Gerald Kastberger’s obsession with giant honeybees began in 1990, when he saw them nesting in an Indian fig tree. Unlike the more familiar western honeybee, which nest in holes or artificial hives, the two-centimeter-long giants live in the open. Each colony builds a single, meter-wide comb that hangs from branches, cliffs, or buildings. Tens of thousands of workers swarm over the comb, creating a living curtain of bees, up to seven individuals thick.
This open-nesting lifestyle comes with two big problems. First, the bees are vulnerable to predators. Wasps and hornets can swoop in and pluck workers from the edge of the curtain. Second, they have a heating problem. Even though their nests are exposed to the sun and the vagaries of the elements, the workers have to carefully control the interior temperatures to stop their larvae from either baking or freezing.
The bees clearly have solutions to these problems, because they’ve been around for at least 12 million years. And over the past 26 years, Kastberger has discovered what they do.
He noticed that whenever a hornet gets within 50 centimeters of a giant honeybee nest, the bees shimmer. Individual workers raise their abdomens by 90 degrees and shake them in unison. When one starts, its neighbors continue, and a mesmerizingly beautiful wave of booty-shaking bees ripples across the comb. “It’s analogous to the waves in football stadiums,” says Kastberger. True, although it’s more of a twerk than a wave.
After a few shimmers, the bees release a chemical called Nasonov pheromone, which stops their comrades from breaking ranks. Giant honeybees are naturally aggressive, so there’s always a chance that the workers would fly off to try and engage the enemy on their own. That would be a mistake: even a giant bee is no match for a hornet in the air. But a team that stands its ground is almost invincible. Their waves seem to befuddle and distract the incoming hornets, forcing them to veer off course and retreat. Kastberger filmed more than 450 attacks, and not a single one was successful.
If a hornet actually manages to land on the nest, the bees gang up on it. They clamber over the intruder and vibrate their wing muscles, raising their temperatures to 113 degrees Fahrenheit. They can take the heat but the hornets cannot. They are literally cooked to death by their prey.
This ability to manipulate temperature isn’t just useful for killing hornets. The bee larvae thrive best at 95 degrees Fahrenheit, so the workers do all they can to keep the nest at that precise temperature. They can heat sections by vibrating their flight muscles—the same trick they use to kill hornets. Conversely, they can cool sections by regurgitating water, which then removes heat as it evaporates. They can fan their nests with their wings to create cooling currents of air. And they might have an even more astonishing trick up their abdomens.
By filming the bees with a heat-sensitive infrared camera, Kastberger noticed that cool spots regularly appear across the surface of the nests. They’re more common in the heat of the afternoon, they can be up to 10 degrees colder than the surrounding areas, and they extend deep into the nest’s interior. It seemed that the bees were allowing ambient air to flow through their ranks to cool their combs. How?
Fanning is an obvious answer, but the wrong one. Kastberger showed that fanning workers can produce airstreams they cool the surface of the nest, but these currents are never strong enough to reach the interior. “A fanning bee in front of your face couldn’t possibly produce an airstream that flows into your lungs,” he notes.

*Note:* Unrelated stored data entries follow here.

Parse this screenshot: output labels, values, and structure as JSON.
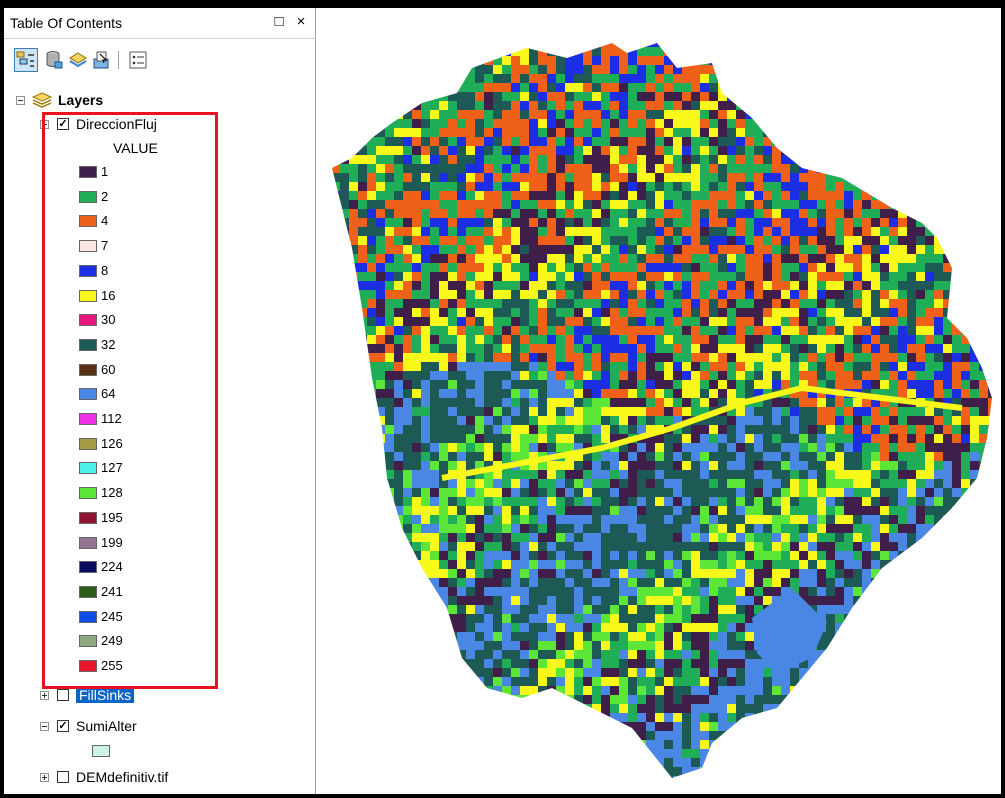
{
  "toc": {
    "title": "Table Of Contents",
    "restore_icon": "□",
    "close_icon": "×",
    "toolbar": [
      "list-by-drawing-order-icon",
      "list-by-source-icon",
      "list-by-visibility-icon",
      "list-by-selection-icon",
      "options-icon"
    ]
  },
  "layers": {
    "root_label": "Layers",
    "direccion": {
      "name": "DireccionFluj",
      "checked": true,
      "field": "VALUE",
      "legend": [
        {
          "value": "1",
          "color": "#3f1e4a"
        },
        {
          "value": "2",
          "color": "#1fad57"
        },
        {
          "value": "4",
          "color": "#ef6118"
        },
        {
          "value": "7",
          "color": "#fbe7e1"
        },
        {
          "value": "8",
          "color": "#1c2ee3"
        },
        {
          "value": "16",
          "color": "#f8f81a"
        },
        {
          "value": "30",
          "color": "#e6177a"
        },
        {
          "value": "32",
          "color": "#1e5a55"
        },
        {
          "value": "60",
          "color": "#5a3015"
        },
        {
          "value": "64",
          "color": "#4a86e4"
        },
        {
          "value": "112",
          "color": "#ed2fe6"
        },
        {
          "value": "126",
          "color": "#a39b45"
        },
        {
          "value": "127",
          "color": "#4ef1e8"
        },
        {
          "value": "128",
          "color": "#5ce637"
        },
        {
          "value": "195",
          "color": "#8e1330"
        },
        {
          "value": "199",
          "color": "#937593"
        },
        {
          "value": "224",
          "color": "#0b0b60"
        },
        {
          "value": "241",
          "color": "#2a5e16"
        },
        {
          "value": "245",
          "color": "#0f4ce8"
        },
        {
          "value": "249",
          "color": "#8eaa84"
        },
        {
          "value": "255",
          "color": "#e8172c"
        }
      ]
    },
    "fillsinks": {
      "name": "FillSinks",
      "checked": false
    },
    "sumialter": {
      "name": "SumiAlter",
      "checked": true,
      "swatch_color": "#cdf3e6"
    },
    "dem": {
      "name": "DEMdefinitiv.tif",
      "checked": false
    }
  },
  "highlight_color": "#e81224"
}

Instead, he believes that the entire colony acts like a lung. If the workers push their legs against the comb, the entire curtain would arch outwards, lowering the pressure inside the comb and drawing fresh, cool air in—the nest inhales. When the bees relax, the curtain closes down and stale, warm air inside the comb is pushed out—the nest exhales. By moving together like a diaphragm composed of thousands of bodies, the bees can ventilate and cool their homes.
Everything that Kastberger measured—the rhythms of the cool spots, the flow of air around the hive, and the volume of the curtain—fits his hypothesis. Still, he hasn’t yet confirmed that the workers truly breathe en masse. “it’s an intriguing idea, but with no direct evidence,” says Benjamin Oldroyd from the University of Sydney. “Obtaining direct evidence will be difficult because the comb surface of these nests are shrouded by a thick layer of bees, meaning the surface is dark. Moreover, these bees are extremely defensive. I guess medical cameras could do the trick.”
“The analogy to mammalian nostrils really emphasizes the collective physiology of each colony,” says Miriam Richards from Brock University. Through their collective and coordinated, the giant honeybee colony behaves like a single body—a super-organism. So do other social insects. Many ants and termites build nests with air-conditioning systems that can automatically suck in fresh air and expel stale air. “Nest ventilation is one of the prime examples of superorganismal behavior,” Richards adds. “It is quite amazing that these activities seem to be based on pretty simple behavioral rules followed by individuals.”